To further verify the predicted mechanism of network pharmacology, transcriptome analysis was performed and revealed 387 differentially expressed genes (DEGs) between the control and SQWCF groups, as shown in Fig. 5A–B, including 133 up-regulated and 254 down-regulated genes. Subsequently, KEGG analysis on the DEGs indicated significant enrichment in pathways in cancer, oxidative phosphorylation, PI3K-AKT signaling pathway, MAPK signaling pathway, and transcriptional misregulation in cancer (Fig. 5C).

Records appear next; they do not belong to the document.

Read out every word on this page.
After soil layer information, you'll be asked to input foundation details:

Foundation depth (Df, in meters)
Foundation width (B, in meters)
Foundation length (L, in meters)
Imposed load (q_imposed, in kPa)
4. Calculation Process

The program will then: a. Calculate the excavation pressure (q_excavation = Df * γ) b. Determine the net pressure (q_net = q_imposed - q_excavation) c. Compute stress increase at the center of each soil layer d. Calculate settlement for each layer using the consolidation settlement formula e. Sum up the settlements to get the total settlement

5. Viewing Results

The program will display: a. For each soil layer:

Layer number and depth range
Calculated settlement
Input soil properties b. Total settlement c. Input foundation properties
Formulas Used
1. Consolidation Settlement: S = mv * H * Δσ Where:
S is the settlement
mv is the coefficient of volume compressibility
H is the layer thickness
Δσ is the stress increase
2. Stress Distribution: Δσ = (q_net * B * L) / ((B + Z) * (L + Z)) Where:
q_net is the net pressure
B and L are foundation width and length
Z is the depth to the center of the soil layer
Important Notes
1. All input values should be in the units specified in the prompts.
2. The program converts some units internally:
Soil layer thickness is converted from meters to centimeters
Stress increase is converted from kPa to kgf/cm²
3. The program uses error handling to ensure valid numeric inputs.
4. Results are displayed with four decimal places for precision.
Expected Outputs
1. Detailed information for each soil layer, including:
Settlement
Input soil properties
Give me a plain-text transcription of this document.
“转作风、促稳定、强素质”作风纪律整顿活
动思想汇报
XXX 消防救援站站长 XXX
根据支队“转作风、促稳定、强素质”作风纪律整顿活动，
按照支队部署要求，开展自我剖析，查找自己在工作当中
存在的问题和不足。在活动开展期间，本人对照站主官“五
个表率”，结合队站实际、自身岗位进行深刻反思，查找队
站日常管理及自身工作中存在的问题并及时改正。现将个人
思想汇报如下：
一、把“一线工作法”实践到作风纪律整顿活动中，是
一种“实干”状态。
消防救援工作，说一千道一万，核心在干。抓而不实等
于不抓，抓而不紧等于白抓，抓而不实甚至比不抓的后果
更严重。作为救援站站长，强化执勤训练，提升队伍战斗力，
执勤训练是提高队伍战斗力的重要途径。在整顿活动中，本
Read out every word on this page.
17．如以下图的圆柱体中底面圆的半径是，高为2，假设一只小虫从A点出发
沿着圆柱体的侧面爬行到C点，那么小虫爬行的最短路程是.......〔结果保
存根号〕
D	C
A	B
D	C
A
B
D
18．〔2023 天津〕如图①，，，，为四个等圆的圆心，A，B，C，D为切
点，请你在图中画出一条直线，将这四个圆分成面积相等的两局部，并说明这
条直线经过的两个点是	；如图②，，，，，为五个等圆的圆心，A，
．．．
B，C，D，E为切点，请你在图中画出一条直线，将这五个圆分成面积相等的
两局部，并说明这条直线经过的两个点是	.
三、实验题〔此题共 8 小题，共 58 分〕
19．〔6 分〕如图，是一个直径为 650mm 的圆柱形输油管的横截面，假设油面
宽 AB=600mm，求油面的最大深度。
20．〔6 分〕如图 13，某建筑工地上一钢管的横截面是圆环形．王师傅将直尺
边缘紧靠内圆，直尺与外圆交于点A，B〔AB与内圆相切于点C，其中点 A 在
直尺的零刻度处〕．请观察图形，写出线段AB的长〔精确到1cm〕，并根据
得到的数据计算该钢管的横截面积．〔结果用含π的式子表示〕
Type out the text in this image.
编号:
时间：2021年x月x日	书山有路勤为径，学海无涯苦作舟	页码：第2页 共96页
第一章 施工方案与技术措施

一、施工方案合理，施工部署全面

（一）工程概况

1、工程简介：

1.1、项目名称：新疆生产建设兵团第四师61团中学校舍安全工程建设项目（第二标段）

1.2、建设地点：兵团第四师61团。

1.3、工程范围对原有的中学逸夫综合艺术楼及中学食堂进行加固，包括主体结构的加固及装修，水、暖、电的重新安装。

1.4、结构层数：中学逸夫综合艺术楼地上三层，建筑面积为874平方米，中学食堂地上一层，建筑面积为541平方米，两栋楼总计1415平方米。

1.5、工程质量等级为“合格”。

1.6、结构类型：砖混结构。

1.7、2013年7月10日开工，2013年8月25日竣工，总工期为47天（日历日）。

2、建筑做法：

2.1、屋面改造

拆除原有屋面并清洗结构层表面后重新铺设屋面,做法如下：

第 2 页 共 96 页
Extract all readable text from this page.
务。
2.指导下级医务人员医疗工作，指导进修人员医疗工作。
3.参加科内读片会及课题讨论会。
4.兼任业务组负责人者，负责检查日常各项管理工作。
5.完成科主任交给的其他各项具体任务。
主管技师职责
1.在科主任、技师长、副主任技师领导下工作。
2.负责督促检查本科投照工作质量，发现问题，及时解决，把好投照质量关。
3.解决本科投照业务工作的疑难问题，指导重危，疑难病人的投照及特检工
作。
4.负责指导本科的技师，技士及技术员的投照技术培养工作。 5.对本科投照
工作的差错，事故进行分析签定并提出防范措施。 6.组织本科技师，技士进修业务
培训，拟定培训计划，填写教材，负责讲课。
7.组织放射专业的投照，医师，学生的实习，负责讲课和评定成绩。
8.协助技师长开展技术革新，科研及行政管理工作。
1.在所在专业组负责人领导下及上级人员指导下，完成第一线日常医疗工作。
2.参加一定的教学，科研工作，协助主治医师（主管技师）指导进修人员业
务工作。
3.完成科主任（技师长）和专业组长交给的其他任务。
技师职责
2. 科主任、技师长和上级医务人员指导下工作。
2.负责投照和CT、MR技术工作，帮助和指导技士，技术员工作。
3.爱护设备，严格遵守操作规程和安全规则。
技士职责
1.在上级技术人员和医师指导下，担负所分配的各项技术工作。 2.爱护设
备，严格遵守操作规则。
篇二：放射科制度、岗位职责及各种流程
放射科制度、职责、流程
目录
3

GO enrichment mainly included oxidoreductase activity, kinase binding, response to hormone, monoatomic cation transport, mitochondrial membrane, and centrosome (Fig. 5D). Furthermore, GSEA on the DEGs observed the activation or inactivation of typical signaling pathways in cancer cells following SQWCF interference. Specifically, SQWCF effectively inhibited the mRNA expressions of genes involved in various pathways, including cell cycle, central carbon metabolism, ubiquitin mediated proteolysis, and MAPK signaling (Fig. 5E–F).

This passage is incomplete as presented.